It turns out that I get on much better with Zadie Smith’s non-fiction than with her novels. Feel Free is a collection of essays on a smorgasbord of subjects, ranging from Facebook to jazz. I found that reading it was like having a series of conversations with a particularly wise and thoughtful friend – these are essays that go beyond the starkly drawn lines of the newspaper opinion piece and into analysis and insight. Here’s Smith on what she might tell her granddaughter about why we didn’t do more about climate change:
So I might say to her, look: the thing you have to appreciate is that we’d just been through a century of relativism and deconstruction, in which we were informed that most of our fondest-held principles were either uncertain or simple wishful thinking, and in many areas of our lives we had already been asked to accept that nothing is essential and everything changes–and this had taken the fight out of us somewhat.
In particular, I enjoyed her essay on Facebook (via Aaron Sorkin’s film The Social Network), in which she contends that the social media platform, in its limited conception of what meaningful social engagement looks like, traps us all in the highly particular worldview of its egotistical founder; and her piece on defending public libraries, in which she notes that the public library is one of the only places left in modern towns where you don’t have to spend money to go in.

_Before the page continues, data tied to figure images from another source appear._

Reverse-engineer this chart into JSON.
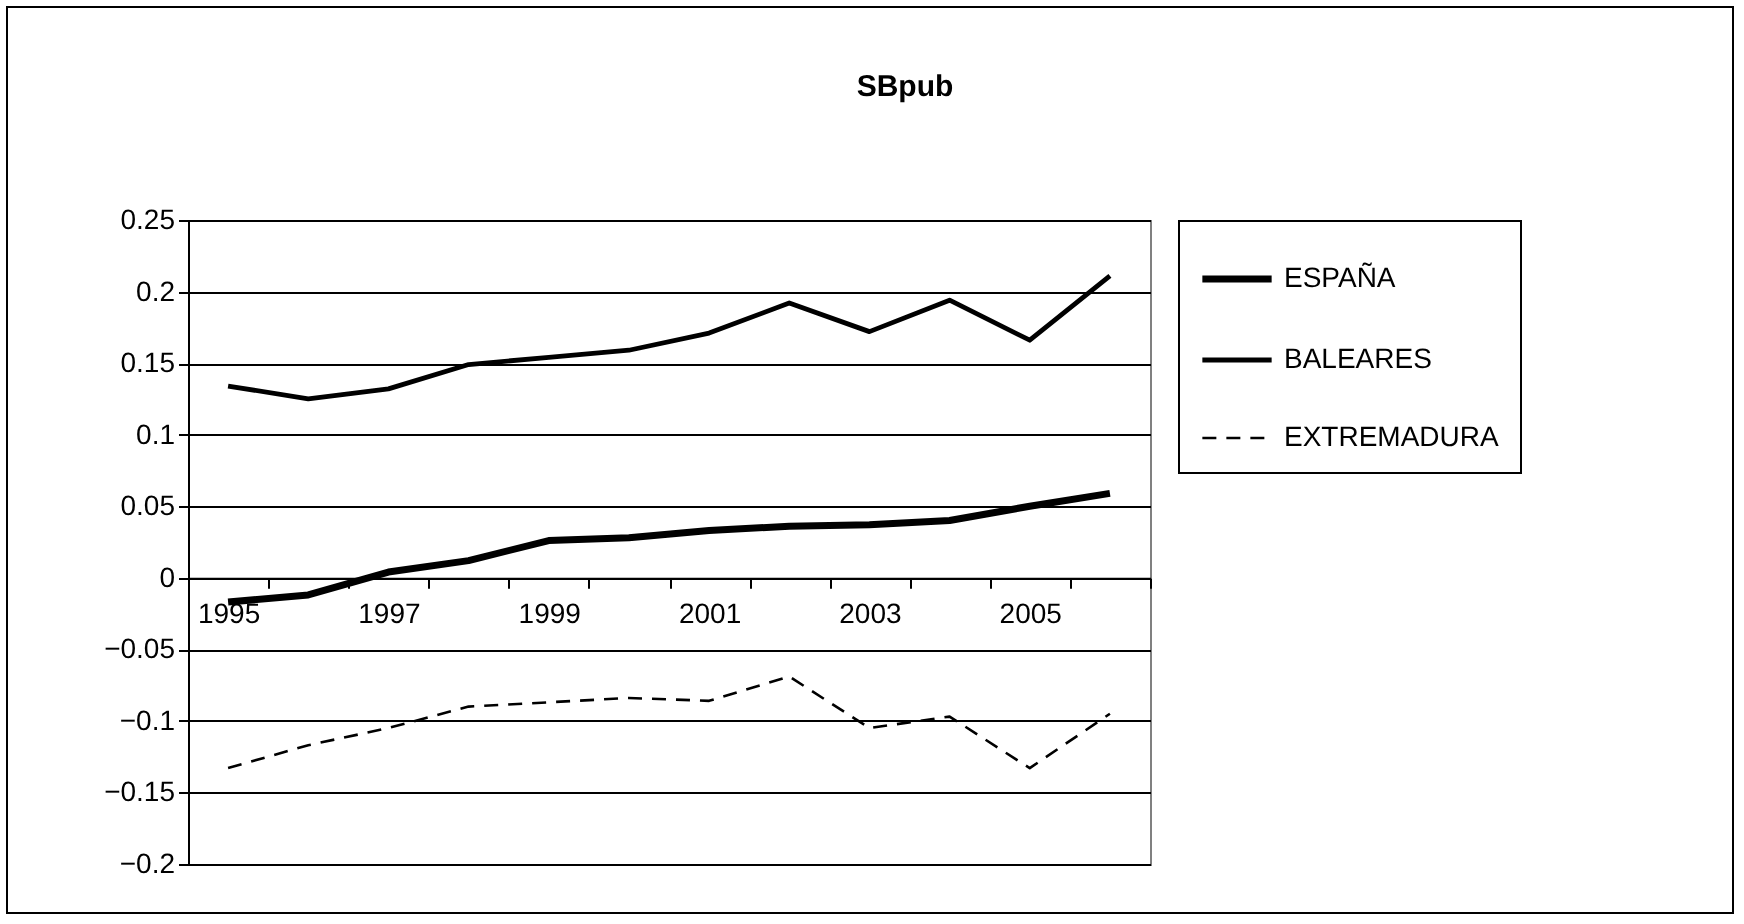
{
  "chart_data": {
    "type": "line",
    "title": "SBpub",
    "categories": [
      "1995",
      null,
      "1997",
      null,
      "1999",
      null,
      "2001",
      null,
      "2003",
      null,
      "2005",
      null
    ],
    "series": [
      {
        "name": "ESPAÑA",
        "color": "#000000",
        "line_style": "solid",
        "values": [
          -0.017,
          -0.012,
          0.004,
          0.012,
          0.026,
          0.028,
          0.033,
          0.036,
          0.037,
          0.04,
          0.05,
          0.059
        ]
      },
      {
        "name": "BALEARES",
        "color": "#000000",
        "line_style": "solid",
        "values": [
          0.134,
          0.125,
          0.132,
          0.149,
          0.154,
          0.159,
          0.171,
          0.192,
          0.172,
          0.194,
          0.166,
          0.211
        ]
      },
      {
        "name": "EXTREMADURA",
        "color": "#000000",
        "line_style": "dashed",
        "values": [
          -0.133,
          -0.117,
          -0.105,
          -0.09,
          -0.087,
          -0.084,
          -0.086,
          -0.069,
          -0.105,
          -0.097,
          -0.133,
          -0.095
        ]
      }
    ],
    "ylim": [
      -0.2,
      0.25
    ],
    "yticks": [
      -0.2,
      -0.15,
      -0.1,
      -0.05,
      0,
      0.05,
      0.1,
      0.15,
      0.2,
      0.25
    ],
    "grid": "y",
    "legend": "right",
    "marker": "none"
  }
}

Because the topics are all so different, I’m not sure there’s a particular thematic thread I can draw out here. These are opinion pieces, so it’s not as if I agree with everything Smith writes – but they’re also pieces designed to elicit thought, engagement and informed disagreement. In short, I enjoyed the time I spent in the company of Feel Free; there were a couple of points that have become part of my own thinking; and if a lot more public discourse looked like this the world would be a kinder place. But it’s not a book I feel particularly compelled to return to.